It's not in the eight-inch-deep mud, not in the sun-glinted sheddings whisked away on the wind, not in the restive bits of play that the horses manage on such clumsy terrain. They are waiting too. They want to run and buck, twist and shift in the herd, have some space to move out wide open in themselves.
Work always defines the seasons for me, so I'm used to my calendar being skewed, out of sync with the year. Even the festival's rhythm has been altered this year, however. The grounds linger in doldrums, waiting to erupt into life. There was snow in the air just the other day, ceaseless rain before and after, all greyness the rest of the while. The park waits, poised to burst.
Sitting at my desk, watching the latest feral cat pace back and forth before my open door, I was thinking of days to come, feeling jittery within, seeming placid without.
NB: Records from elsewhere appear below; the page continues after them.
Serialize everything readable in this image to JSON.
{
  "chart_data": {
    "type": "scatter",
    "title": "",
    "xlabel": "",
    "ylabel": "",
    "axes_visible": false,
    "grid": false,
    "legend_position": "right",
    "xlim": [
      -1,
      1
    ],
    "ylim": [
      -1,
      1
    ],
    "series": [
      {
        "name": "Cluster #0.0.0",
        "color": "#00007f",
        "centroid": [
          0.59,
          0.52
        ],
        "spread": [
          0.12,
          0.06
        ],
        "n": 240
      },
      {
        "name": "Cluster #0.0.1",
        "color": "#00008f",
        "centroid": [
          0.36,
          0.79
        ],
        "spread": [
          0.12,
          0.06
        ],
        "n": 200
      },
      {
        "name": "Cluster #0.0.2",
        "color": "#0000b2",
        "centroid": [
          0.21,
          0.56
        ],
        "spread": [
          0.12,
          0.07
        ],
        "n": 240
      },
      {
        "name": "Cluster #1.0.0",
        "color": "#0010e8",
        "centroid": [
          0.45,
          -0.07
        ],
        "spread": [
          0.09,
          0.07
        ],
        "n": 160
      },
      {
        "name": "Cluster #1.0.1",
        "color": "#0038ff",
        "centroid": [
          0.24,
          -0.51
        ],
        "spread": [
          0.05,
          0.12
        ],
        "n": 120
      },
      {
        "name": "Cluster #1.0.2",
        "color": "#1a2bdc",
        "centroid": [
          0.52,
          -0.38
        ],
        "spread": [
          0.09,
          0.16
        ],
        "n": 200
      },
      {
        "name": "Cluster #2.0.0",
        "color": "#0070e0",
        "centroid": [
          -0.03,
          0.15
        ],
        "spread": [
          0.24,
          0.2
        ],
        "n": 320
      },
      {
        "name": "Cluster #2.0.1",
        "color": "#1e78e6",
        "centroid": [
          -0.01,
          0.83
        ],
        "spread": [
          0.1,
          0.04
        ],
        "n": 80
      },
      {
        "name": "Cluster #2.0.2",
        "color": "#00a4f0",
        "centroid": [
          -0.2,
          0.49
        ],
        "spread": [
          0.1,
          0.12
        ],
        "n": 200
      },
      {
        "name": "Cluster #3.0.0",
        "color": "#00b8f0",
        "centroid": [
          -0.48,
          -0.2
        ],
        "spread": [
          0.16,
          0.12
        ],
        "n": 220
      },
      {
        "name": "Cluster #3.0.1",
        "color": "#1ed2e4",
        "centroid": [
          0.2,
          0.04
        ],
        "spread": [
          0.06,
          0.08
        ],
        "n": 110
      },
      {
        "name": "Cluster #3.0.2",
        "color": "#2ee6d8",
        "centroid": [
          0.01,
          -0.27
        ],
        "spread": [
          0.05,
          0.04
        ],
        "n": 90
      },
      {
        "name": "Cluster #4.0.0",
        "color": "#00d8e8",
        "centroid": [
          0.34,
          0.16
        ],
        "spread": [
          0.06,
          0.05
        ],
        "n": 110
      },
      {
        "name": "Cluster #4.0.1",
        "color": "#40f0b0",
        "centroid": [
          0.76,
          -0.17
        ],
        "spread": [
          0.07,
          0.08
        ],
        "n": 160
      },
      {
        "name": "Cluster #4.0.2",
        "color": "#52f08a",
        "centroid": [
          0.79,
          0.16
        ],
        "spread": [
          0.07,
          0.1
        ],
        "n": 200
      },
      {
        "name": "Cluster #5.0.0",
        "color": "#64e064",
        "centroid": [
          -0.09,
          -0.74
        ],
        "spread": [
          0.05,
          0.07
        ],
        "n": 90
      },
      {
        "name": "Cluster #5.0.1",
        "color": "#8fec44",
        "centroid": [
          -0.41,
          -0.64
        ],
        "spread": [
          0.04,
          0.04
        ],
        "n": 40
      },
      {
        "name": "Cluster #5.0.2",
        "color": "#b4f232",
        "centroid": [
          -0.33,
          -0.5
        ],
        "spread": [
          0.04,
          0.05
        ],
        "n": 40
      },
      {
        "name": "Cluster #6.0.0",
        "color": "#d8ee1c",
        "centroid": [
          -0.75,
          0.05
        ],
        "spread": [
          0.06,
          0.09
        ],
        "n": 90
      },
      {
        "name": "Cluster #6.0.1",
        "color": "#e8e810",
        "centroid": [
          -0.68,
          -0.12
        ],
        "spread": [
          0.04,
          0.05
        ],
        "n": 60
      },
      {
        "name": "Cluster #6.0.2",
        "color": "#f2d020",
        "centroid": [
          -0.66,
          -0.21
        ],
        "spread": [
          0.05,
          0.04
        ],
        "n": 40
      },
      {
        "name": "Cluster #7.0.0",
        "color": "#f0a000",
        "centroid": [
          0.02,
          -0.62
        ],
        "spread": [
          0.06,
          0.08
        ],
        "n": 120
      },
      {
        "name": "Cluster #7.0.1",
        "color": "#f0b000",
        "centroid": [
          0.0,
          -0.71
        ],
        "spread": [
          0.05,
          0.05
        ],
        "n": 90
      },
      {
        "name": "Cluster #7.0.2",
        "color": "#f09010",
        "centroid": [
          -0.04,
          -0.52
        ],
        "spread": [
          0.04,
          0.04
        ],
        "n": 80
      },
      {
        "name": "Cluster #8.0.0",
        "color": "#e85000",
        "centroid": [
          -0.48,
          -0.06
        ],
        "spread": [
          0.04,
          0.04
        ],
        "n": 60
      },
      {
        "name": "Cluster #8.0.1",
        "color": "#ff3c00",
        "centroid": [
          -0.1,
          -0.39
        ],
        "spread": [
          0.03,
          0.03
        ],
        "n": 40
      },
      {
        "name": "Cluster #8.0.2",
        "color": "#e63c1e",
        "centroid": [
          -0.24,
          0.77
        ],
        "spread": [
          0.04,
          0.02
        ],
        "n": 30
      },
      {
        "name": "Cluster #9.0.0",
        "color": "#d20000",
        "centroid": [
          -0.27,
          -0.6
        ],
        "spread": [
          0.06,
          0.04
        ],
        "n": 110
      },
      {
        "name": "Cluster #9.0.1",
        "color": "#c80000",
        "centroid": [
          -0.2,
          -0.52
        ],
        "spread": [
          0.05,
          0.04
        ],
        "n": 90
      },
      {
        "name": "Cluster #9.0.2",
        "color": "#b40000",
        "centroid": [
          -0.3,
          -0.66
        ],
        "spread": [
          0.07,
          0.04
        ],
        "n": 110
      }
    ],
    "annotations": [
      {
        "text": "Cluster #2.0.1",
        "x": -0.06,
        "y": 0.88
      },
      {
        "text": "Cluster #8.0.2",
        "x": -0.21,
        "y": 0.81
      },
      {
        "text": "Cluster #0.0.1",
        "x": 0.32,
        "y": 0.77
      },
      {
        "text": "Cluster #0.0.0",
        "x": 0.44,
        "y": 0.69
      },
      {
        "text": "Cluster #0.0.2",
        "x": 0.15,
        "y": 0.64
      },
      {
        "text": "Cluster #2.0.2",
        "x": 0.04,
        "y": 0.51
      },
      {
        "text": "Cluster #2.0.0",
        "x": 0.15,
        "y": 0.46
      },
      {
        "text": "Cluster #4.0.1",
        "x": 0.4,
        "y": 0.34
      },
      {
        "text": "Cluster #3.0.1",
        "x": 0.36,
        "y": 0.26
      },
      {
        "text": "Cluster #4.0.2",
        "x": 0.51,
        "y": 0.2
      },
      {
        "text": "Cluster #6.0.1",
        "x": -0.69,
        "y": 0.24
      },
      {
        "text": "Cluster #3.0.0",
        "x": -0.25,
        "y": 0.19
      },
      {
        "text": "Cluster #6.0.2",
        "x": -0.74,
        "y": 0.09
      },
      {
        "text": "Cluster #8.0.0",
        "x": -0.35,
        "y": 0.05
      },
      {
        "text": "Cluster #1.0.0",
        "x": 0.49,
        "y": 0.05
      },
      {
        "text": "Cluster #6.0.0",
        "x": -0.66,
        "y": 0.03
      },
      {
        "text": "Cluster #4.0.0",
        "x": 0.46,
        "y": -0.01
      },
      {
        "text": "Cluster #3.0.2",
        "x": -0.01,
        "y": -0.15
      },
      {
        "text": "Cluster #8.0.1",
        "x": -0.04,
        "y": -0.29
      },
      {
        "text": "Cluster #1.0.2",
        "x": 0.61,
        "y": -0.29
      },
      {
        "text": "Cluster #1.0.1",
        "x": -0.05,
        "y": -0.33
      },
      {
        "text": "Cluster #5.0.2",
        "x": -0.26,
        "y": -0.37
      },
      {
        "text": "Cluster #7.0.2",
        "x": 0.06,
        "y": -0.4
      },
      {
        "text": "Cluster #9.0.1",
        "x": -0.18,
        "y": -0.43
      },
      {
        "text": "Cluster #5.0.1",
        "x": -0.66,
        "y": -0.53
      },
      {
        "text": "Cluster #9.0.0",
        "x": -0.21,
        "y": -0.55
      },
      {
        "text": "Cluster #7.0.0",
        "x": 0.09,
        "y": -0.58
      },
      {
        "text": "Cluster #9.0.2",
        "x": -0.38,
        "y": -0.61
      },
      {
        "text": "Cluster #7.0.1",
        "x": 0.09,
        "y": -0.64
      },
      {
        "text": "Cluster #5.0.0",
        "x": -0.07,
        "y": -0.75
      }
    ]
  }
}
I should have been working, because this draggy winter has put me behind. We're none of us thinking of the festival yet, not with hail slurring like lava across the freeway. I don't have my game face on, haven't found my preseason war footing.
But today spring returned, carried on the sound of a plane whining in the sky, its engine humming and hesitating, first closer, then far away. It's the acrobat. This is the first day he's gone up to the sky, back after the long winter. I've grown accustomed to his practice, his looping and diving over and over again high in the sky. I listen for him like the sea and hear him all summer, especially in the dog days, practicing with a discipline I can only imagine. I was surprised to hear him today. The pilot is airborne again. Spring must be here to stay.